As part of the peace process, the parties agreed to establish a safe passage running through Israel which Palestinians may use to freely move between the Gaza Strip and West Bank. One of the routes of the "Safe Passage" was first opened in October 1999. According to the agreement, those wishing to use the passage required Israeli permits and those who were considered "barred entry" were allowed to travel only in secured buses. The "Safe Passage" operated for about one year only. When the second intifada broke out Israel closed the passage and its operation has not been resumed since.
Since the outbreak of the second intifida at the end of 2000, Israel has tightened restrictions on movement between the Gaza Strip and West Bank still further. Israel often imposes complete closures during which no exit or entry into or out of the Gaza Strip and West Bank is allowed. From time to time, Israel decides to completely prevent movement of certain age groups between the two parts. Additionally, a person's registered address as it appears in the population registry plays a crucial role in restrictions on movement. The Oslo Accord transferred the authority to manage the Palestinian population registry to the Palestinian Authority. This includes the authority to update changes of address. In order to assure that Israel has an exact copy of the Palestinian population registry, it was determined that the Palestinian side must inform the Israelis of all changes it makes in the registry retroactively
. However, the authentic registry is the one managed by the Palestinian Authority. It must be noted that the Oslo Accord contains no special reference to changes of address between the Gaza Strip and West Bank.
In 2000, Israel decided to halt updating changes of address between the Gaza Strip and West Bank in its copy of the population registry as part of its general goal to separate between the West Bank and Gaza Strip. The information contained in the registry at that time was frozen with no possibility to change, amend or challenge it. This resulted in a discrepancy between the original Palestinian registry and the copy held by Israel; and Palestinians living in the West Bank whose registered address is in the Gaza Strip or vice versa have been detained as "illegal aliens." In fact, Israel is restricting freedom of movement based on the address appearing in its copy of the population registry regardless of where a person actually lives.
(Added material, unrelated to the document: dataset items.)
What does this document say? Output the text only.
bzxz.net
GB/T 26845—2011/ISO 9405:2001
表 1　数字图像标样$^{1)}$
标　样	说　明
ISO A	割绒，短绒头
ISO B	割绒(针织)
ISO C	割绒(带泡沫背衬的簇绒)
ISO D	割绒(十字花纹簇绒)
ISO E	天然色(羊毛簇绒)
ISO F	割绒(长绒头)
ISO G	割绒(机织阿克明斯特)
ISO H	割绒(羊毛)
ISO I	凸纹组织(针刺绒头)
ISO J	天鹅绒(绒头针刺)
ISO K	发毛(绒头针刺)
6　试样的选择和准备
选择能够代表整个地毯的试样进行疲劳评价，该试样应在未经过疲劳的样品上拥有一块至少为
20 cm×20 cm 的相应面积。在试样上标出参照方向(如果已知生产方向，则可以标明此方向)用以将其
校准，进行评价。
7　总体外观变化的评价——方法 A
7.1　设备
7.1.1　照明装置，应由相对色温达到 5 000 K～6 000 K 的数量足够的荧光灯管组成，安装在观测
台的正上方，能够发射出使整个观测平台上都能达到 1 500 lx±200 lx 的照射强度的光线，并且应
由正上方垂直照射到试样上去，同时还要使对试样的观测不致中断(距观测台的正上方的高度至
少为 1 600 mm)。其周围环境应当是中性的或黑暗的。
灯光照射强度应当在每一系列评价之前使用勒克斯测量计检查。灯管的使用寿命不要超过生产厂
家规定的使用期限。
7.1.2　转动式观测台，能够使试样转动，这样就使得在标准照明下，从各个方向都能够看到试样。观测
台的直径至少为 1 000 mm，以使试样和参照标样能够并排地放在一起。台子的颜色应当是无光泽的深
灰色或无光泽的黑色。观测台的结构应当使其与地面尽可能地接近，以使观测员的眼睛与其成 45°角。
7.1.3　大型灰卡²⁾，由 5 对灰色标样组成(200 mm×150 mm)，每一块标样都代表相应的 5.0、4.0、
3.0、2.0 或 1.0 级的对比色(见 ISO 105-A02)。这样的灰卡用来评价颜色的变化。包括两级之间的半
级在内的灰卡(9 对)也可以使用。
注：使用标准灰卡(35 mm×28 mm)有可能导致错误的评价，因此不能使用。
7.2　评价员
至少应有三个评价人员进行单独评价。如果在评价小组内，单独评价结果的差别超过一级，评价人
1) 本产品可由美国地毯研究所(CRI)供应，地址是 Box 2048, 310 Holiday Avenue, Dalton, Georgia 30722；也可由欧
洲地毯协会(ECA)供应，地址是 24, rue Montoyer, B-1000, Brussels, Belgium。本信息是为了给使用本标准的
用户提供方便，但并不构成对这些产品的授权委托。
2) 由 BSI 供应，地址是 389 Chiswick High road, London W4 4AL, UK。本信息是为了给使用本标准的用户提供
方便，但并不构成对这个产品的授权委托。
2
Over the years, HaMoked has filed many HCJ petitions demanding Israel lift individual restrictions on movement it had imposed on Palestinians wishing to travel between the two parts of the Occupied Territories. The petitions dealt with, inter-alia, passage for the purpose of undergoing medical exams, visiting deportees and family members and studying in university, as well as in cases where passage was required as a result of having changed domicile. Many of these petitions were accepted and the restrictions on movement lifted.
In March 2006, HaMoked filed a petition
dealing with general issue of the sweeping restrictions Israel imposes on the movement of Palestinians between the West Bank and Gaza Strip. The petition was deleted after the Court refused to hear it on the grounds that it challenged a general policy.